Inside the room again, he looked down at V. The gun was an immense weight in his pocket as he moved toward her, moving as though he were walking through water, seeing her in a bright, watery haze.
He dropped to one knee beside her, then, with a jolt, to the other. Clearly now, he saw the red wound below her breast. It was edged with charred cloth. Blood had soaked the blue of her dress to a sickening purple, had spilled from her waist and soaked darkly into the carpet. He put out a slow, nerveless hand toward the wound. He stopped it, changed its course and touched the other breast. He sobbed as he felt it; it was warm. He couldn’t see her anymore. He tried, but she had dissolved into tears in his eyes.
He took the gun from his pocket. He thumbed the hammer back, the metal biting into his thumb, the gun too, still warm. Taking a deep breath he staggered to his feet. V lay dead on the floor before him, robbed of all beauty and cleanness, robbed of any dignity. He watched the gun as though it were a deadly snake he held. He turned his hand slowly. The muzzle turned slowly toward him, a thick ring, the barrel extending down into darkness and release. He could see the slugs in the cylinder as he watched the muzzle turn toward him. There were muffled footsteps in the hall.
There was a knock on the door. He heard it, but his nerves did not signal to his brain. His finger pressed gently, almost delicately, the trigger. He stopped. He forced his finger to press again, gently, his hand straining to be gentle.
The door flew open and slammed back against the wall. He saw them, in blue uniforms. He turned the gun toward them. “Get back!” he shouted. There was a flash of fire and sound from the doorway. He ducked and the gun escaped from his hand. He tried to catch it, but it dropped and he saw them running at him.
He turned toward the glass doors. His legs moved with terrible slowness. They were on him; one of them crashed upon his back, something grazed the side of his head. He went to his knees. His arm flailed out and he heard one of them scream. There were shouts and pain and madness as he tried to stagger up with the one still on his back, and his heart tore apart with the effort. He ran toward the bright, sun-streaming squares of the glass doors.
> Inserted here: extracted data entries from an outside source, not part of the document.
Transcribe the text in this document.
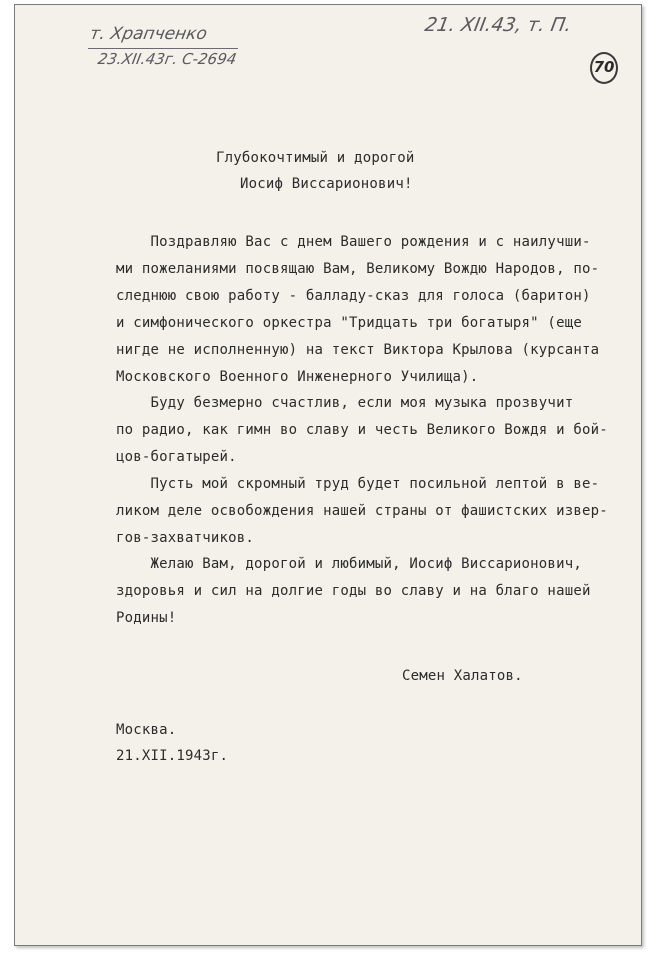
т. Храпченко
23.XII.43г. С-2694
21. XII.43, т. П.
70
Глубокочтимый и дорогой
Иосиф Виссарионович!
Поздравляю Вас с днем Вашего рождения и с наилучши-
ми пожеланиями посвящаю Вам, Великому Вождю Народов, по-
следнюю свою работу - балладу-сказ для голоса (баритон)
и симфонического оркестра "Тридцать три богатыря" (еще
нигде не исполненную) на текст Виктора Крылова (курсанта
Московского Военного Инженерного Училища).
Буду безмерно счастлив, если моя музыка прозвучит
по радио, как гимн во славу и честь Великого Вождя и бой-
цов-богатырей.
Пусть мой скромный труд будет посильной лептой в ве-
ликом деле освобождения нашей страны от фашистских извер-
гов-захватчиков.
Желаю Вам, дорогой и любимый, Иосиф Виссарионович,
здоровья и сил на долгие годы во славу и на благо нашей
Родины!
Семен Халатов.
Москва.
21.XII.1943г.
Something hit him from the side and he fell heavily. He lay pinioned on the floor. Panting, pleadingly, he looked up at them. There were two and each held an arm, panting with him, shouting at him. Blood streamed from the mouth of the one on the right. The hotel was full of shouting, and running feet. He was lying on the floor where V was lying.
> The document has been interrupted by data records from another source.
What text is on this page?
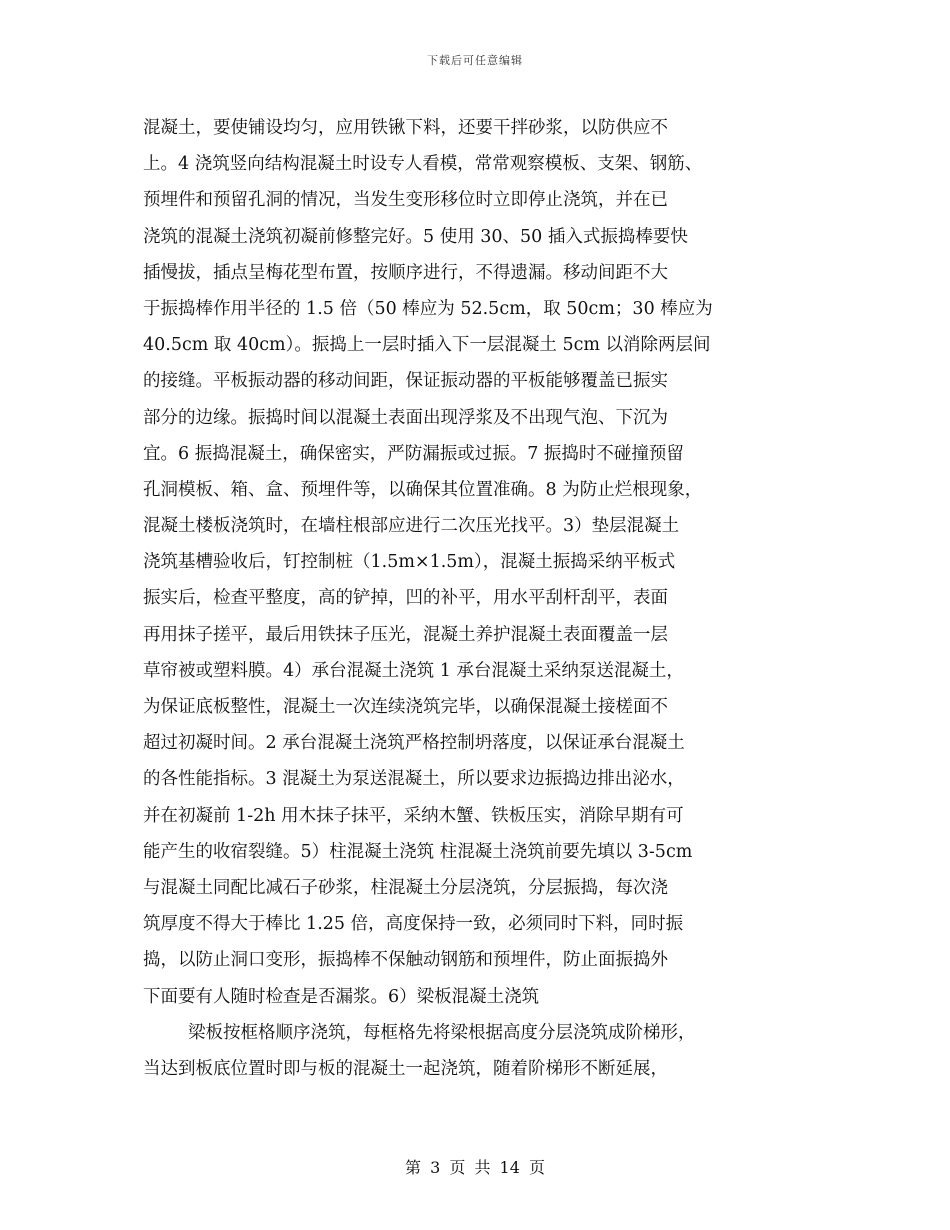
下载后可任意编辑
混凝土，要使铺设均匀，应用铁锹下料，还要干拌砂浆，以防供应不
上。4 浇筑竖向结构混凝土时设专人看模，常常观察模板、支架、钢筋、
预埋件和预留孔洞的情况，当发生变形移位时立即停止浇筑，并在已
浇筑的混凝土浇筑初凝前修整完好。5 使用 30、50 插入式振捣棒要快
插慢拔，插点呈梅花型布置，按顺序进行，不得遗漏。移动间距不大
于振捣棒作用半径的 1.5 倍（50 棒应为 52.5cm，取 50cm；30 棒应为
40.5cm 取 40cm）。振捣上一层时插入下一层混凝土 5cm 以消除两层间
的接缝。平板振动器的移动间距，保证振动器的平板能够覆盖已振实
部分的边缘。振捣时间以混凝土表面出现浮浆及不出现气泡、下沉为
宜。6 振捣混凝土，确保密实，严防漏振或过振。7 振捣时不碰撞预留
孔洞模板、箱、盒、预埋件等，以确保其位置准确。8 为防止烂根现象，
混凝土楼板浇筑时，在墙柱根部应进行二次压光找平。3）垫层混凝土
浇筑基槽验收后，钉控制桩（1.5m×1.5m），混凝土振捣采纳平板式
振实后，检查平整度，高的铲掉，凹的补平，用水平刮杆刮平，表面
再用抹子搓平，最后用铁抹子压光，混凝土养护混凝土表面覆盖一层
草帘被或塑料膜。4）承台混凝土浇筑 1 承台混凝土采纳泵送混凝土，
为保证底板整性，混凝土一次连续浇筑完毕，以确保混凝土接槎面不
超过初凝时间。2 承台混凝土浇筑严格控制坍落度，以保证承台混凝土
的各性能指标。3 混凝土为泵送混凝土，所以要求边振捣边排出泌水，
并在初凝前 1-2h 用木抹子抹平，采纳木蟹、铁板压实，消除早期有可
能产生的收宿裂缝。5）柱混凝土浇筑 柱混凝土浇筑前要先填以 3-5cm
与混凝土同配比减石子砂浆，柱混凝土分层浇筑，分层振捣，每次浇
筑厚度不得大于棒比 1.25 倍，高度保持一致，必须同时下料，同时振
捣，以防止洞口变形，振捣棒不保触动钢筋和预埋件，防止面振捣外
下面要有人随时检查是否漏浆。6）梁板混凝土浇筑
梁板按框格顺序浇筑，每框格先将梁根据高度分层浇筑成阶梯形，
当达到板底位置时即与板的混凝土一起浇筑，随着阶梯形不断延展，
第 3 页 共 14 页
“Why couldn’t you let me?” he panted. He looked at the one on his left, who was young and had a red face and his cap still on. He felt the man’s grip loosen a little, and with a quick, convulsive movement he jerked his arm away. He slammed his fist into the face of the other. He clutched at hair and pulled himself up, turning and running and falling toward the source of the brightness. But there was a flashing pain in his head and he fell against the glass and slid down it to the floor, the brightness turning to blackness and then even the blackness gone.